The Illustrated Transformer
The best visual walkthrough of attention and tensor flow before you dive into code.
This is the visual explainer that turns the Transformer from math vocabulary into a machine you can picture.
If the original paper is the blueprint, this is the animation that shows where the tensors flow.
The article turns the Transformer into a visible pipeline: text becomes vectors, vectors exchange context, and the final vector becomes a probability distribution.
The quick digest
The Illustrated Transformer walks through the same architecture with diagrams instead of dense notation. It shows tokens becoming embeddings, embeddings getting position information, and then each layer repeatedly mixing context through attention and transforming each token with a small neural network.

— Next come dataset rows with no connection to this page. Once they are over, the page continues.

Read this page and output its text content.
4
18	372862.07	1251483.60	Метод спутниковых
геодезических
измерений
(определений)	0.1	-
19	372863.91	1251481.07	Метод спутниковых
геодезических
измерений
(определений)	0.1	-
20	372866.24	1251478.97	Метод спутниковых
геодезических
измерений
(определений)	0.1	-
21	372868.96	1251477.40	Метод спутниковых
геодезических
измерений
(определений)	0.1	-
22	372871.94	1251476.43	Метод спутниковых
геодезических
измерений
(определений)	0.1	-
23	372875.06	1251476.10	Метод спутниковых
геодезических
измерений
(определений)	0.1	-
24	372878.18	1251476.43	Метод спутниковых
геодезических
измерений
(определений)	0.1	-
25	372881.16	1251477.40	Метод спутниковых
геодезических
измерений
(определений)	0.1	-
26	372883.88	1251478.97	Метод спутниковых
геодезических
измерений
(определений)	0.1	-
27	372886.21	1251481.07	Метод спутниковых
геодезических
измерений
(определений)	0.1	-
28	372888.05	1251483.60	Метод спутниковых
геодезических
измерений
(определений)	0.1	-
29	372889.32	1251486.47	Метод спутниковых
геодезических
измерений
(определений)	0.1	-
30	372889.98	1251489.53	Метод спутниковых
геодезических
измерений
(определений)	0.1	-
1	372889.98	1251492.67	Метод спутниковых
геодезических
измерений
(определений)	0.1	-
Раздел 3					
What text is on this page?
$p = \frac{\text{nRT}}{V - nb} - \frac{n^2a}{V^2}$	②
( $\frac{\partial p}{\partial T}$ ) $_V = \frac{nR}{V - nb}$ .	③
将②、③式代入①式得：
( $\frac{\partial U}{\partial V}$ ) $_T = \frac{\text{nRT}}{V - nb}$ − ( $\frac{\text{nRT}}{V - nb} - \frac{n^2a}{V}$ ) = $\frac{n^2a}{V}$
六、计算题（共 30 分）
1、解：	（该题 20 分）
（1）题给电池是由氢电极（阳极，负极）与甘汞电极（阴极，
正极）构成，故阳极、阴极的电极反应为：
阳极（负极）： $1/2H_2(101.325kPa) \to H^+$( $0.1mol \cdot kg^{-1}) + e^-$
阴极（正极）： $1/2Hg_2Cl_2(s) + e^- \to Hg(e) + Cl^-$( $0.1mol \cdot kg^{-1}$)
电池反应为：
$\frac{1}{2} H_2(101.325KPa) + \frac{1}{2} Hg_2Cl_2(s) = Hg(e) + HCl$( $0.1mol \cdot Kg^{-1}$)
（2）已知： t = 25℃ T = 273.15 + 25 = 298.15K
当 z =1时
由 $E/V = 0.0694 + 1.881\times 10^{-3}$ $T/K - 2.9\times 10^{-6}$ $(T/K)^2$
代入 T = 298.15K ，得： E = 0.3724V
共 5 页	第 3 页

The most useful part is the query/key/value mental model. A token creates a query, compares it with keys from other tokens, and uses the resulting scores to blend their values. That sounds abstract, but it is just a learned “what should I pay attention to?” system.
You come away with a picture of the repeated block: attention gathers context, the feed-forward layer processes it, residuals preserve useful signals, and the decoder turns the final vector into probabilities for the next token.
What to remember
Read it like this
- First pass: Follow the pictures before the prose.
- Second pass: Pause at query/key/value and explain it aloud without equations.
- Then build taste: Then compare the diagram back to “Attention Is All You Need.”
Recreate the diagrams with toy tensors in a notebook: three tokens, tiny vectors, one attention head.